Princeton Prize comes to Ohio
The Princeton Prize was launched in 2003 in Boston and Washington D.C. Today, it’s awarded by alumni in two dozen U.S. cities, and Zhang is the second annual recipient from the Cleveland chapter, covering seven counties.
Civil Rights attorney Sandhya Gupta organized the Cleveland branch in 2010. She says Demi’s plethora of interests made her stand out among the competition.
Zhang a shoo-in
“The fact that she’s been performing in a professional Chinese ensemble for four years, and she’s only a freshman in high school, was something that struck us. Also the fact that she’s had pieces of art, all based in Chinese tradition, displayed in professional exhibitions… this is sort of a life’s work for her.”
Each regional winner receives $1000 along with an invitation to a race relations symposium at Princeton. Demi swims, takes ballet, ice skates and runs a Chinese culture club in her neighborhood, and she says the symposium has given her even more avenues to investigate.

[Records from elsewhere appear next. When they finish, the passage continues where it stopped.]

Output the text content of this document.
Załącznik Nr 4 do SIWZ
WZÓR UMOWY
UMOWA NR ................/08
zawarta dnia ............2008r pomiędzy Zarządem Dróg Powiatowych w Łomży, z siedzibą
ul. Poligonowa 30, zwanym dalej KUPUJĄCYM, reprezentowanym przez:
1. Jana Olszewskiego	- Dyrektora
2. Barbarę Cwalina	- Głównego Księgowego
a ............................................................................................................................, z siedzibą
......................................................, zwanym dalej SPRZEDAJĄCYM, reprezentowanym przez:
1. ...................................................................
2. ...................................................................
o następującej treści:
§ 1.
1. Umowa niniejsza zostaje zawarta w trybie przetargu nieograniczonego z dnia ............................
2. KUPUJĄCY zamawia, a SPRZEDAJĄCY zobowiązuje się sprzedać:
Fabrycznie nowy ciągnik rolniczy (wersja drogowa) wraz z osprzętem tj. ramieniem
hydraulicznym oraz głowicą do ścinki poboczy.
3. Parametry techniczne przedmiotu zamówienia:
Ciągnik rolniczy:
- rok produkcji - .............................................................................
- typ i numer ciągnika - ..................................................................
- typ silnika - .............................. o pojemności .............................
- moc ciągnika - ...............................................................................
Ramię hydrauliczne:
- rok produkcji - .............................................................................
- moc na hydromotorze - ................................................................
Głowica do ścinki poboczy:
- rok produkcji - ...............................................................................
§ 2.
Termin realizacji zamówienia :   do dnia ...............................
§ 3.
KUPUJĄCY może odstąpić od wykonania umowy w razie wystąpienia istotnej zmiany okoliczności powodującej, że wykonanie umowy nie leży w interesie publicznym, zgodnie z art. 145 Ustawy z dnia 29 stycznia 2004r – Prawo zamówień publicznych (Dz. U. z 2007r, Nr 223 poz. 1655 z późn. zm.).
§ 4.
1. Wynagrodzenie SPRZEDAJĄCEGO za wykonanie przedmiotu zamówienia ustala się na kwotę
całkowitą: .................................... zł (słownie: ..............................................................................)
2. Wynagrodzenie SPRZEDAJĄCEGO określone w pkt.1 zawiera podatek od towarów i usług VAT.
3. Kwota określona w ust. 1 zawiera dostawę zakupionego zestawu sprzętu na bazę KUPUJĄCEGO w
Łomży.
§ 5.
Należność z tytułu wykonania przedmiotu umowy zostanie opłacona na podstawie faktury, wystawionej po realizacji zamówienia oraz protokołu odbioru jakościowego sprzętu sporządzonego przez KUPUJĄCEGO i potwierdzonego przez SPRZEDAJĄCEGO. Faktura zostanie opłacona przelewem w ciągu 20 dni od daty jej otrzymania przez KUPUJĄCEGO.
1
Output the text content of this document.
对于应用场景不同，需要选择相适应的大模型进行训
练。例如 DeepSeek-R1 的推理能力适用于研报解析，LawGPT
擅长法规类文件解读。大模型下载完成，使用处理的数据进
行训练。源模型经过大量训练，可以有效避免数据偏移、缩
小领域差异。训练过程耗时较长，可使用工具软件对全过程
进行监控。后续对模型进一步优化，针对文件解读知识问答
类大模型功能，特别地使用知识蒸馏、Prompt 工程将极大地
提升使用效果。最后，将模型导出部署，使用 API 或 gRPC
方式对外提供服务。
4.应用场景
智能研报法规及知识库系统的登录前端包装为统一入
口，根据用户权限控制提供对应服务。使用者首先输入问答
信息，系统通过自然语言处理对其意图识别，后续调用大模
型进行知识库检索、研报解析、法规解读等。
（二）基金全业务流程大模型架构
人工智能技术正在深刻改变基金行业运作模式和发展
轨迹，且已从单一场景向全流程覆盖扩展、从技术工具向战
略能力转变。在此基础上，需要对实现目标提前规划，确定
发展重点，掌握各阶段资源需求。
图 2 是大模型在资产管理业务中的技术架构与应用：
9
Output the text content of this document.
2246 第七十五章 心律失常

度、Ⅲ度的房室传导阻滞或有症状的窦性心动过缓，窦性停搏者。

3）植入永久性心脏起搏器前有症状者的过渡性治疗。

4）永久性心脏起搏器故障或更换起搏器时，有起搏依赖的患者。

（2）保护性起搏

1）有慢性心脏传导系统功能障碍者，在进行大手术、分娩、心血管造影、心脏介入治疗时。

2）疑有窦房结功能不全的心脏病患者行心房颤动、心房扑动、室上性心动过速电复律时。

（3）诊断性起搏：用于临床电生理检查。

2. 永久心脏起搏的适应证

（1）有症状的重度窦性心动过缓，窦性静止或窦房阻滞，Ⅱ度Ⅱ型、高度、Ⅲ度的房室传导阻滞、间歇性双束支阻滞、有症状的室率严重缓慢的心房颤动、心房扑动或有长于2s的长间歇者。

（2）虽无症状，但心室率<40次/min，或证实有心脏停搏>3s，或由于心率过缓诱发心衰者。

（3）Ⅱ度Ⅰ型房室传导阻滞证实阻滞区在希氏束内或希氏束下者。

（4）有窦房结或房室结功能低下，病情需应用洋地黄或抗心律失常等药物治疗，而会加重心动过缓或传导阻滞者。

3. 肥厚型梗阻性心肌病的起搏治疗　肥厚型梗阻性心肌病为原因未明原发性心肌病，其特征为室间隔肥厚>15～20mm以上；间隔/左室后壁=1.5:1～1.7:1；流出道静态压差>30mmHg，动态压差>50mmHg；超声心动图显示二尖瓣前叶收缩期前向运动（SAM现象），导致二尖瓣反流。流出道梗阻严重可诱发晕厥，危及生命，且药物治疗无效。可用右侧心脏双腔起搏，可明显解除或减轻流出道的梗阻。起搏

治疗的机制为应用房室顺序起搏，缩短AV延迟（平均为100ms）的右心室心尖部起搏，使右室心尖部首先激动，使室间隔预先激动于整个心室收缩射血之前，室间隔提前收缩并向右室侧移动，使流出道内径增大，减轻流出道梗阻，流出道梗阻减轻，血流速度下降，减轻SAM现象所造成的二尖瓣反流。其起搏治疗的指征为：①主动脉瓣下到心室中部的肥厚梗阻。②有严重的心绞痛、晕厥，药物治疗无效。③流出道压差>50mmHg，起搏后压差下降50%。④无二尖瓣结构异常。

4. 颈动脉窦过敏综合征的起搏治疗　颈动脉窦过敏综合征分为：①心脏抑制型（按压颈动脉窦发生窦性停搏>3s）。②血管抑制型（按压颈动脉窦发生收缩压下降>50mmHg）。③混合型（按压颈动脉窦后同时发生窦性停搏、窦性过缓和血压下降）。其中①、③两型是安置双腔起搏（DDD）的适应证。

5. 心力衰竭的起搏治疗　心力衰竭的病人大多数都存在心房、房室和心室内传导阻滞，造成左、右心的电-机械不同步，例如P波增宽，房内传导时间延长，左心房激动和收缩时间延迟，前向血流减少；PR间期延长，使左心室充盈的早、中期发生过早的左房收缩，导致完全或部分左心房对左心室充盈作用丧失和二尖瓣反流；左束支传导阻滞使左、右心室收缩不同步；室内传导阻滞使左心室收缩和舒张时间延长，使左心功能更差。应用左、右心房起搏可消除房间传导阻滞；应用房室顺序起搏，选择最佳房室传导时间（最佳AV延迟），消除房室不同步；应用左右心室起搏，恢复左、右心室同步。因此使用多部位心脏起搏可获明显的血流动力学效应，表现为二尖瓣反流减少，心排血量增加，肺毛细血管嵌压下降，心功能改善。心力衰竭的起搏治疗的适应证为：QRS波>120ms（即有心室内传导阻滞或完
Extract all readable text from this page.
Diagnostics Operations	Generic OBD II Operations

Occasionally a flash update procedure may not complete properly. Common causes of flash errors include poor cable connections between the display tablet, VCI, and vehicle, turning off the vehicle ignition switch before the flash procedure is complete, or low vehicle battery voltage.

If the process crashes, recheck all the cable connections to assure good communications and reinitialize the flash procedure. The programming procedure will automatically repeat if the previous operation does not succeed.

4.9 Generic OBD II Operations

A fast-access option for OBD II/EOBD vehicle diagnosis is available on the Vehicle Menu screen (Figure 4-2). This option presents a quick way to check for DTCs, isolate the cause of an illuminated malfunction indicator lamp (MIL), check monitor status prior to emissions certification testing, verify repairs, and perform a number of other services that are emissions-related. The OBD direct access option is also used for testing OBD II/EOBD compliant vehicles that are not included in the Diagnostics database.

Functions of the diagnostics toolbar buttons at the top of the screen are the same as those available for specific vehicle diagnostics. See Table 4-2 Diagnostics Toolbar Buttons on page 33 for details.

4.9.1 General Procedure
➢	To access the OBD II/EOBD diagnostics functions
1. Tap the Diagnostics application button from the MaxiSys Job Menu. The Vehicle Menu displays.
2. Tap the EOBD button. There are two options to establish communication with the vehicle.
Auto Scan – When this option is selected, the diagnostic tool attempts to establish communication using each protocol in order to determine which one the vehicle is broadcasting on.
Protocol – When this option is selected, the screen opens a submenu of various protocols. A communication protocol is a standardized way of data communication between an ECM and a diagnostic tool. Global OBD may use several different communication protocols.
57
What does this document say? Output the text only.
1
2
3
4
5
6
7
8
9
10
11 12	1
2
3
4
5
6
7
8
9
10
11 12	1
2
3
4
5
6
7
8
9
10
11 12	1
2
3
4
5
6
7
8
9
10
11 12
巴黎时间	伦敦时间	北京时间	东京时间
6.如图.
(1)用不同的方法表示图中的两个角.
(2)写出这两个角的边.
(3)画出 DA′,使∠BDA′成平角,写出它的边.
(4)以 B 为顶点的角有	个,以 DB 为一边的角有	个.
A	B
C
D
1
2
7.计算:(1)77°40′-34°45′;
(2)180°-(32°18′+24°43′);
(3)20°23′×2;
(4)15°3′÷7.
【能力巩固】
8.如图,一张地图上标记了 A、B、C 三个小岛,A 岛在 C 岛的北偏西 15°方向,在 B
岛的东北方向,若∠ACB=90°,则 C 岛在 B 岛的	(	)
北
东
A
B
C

“There were a lot of other people who also did vastly different projects. I personally like to write. But then I had this phase where I desperately wanted to be a teacher. And also I have a good friend who is a fantastic immigration lawyer. And she has gotten me very interested in that whole aspect. Because in court, there’s the court battle, but there’s also the battle of changing a person’s life in many cases.”
Racial dialogue still needed in Northeast Ohio
Zhang’s calling for social justice is not rooted in personal experience. She can’t recall much discrimination growing up. Neither can Sandhya Gupta, who also grew up in Pepper Pike. But she feels Northeast Ohio can still benefit from understanding between cultures.
“I don’t know that Cleveland is unique in that, but it’s definitely here in various communities. That’s an area... ripe for racial dialogue. I don’t think there’s anywhere in our state, our country, our world that does not need this.”
The Princeton Prize will be presented to Demi Zhang at an event this week in Cleveland, and the deadline for next year’s prize is January 31.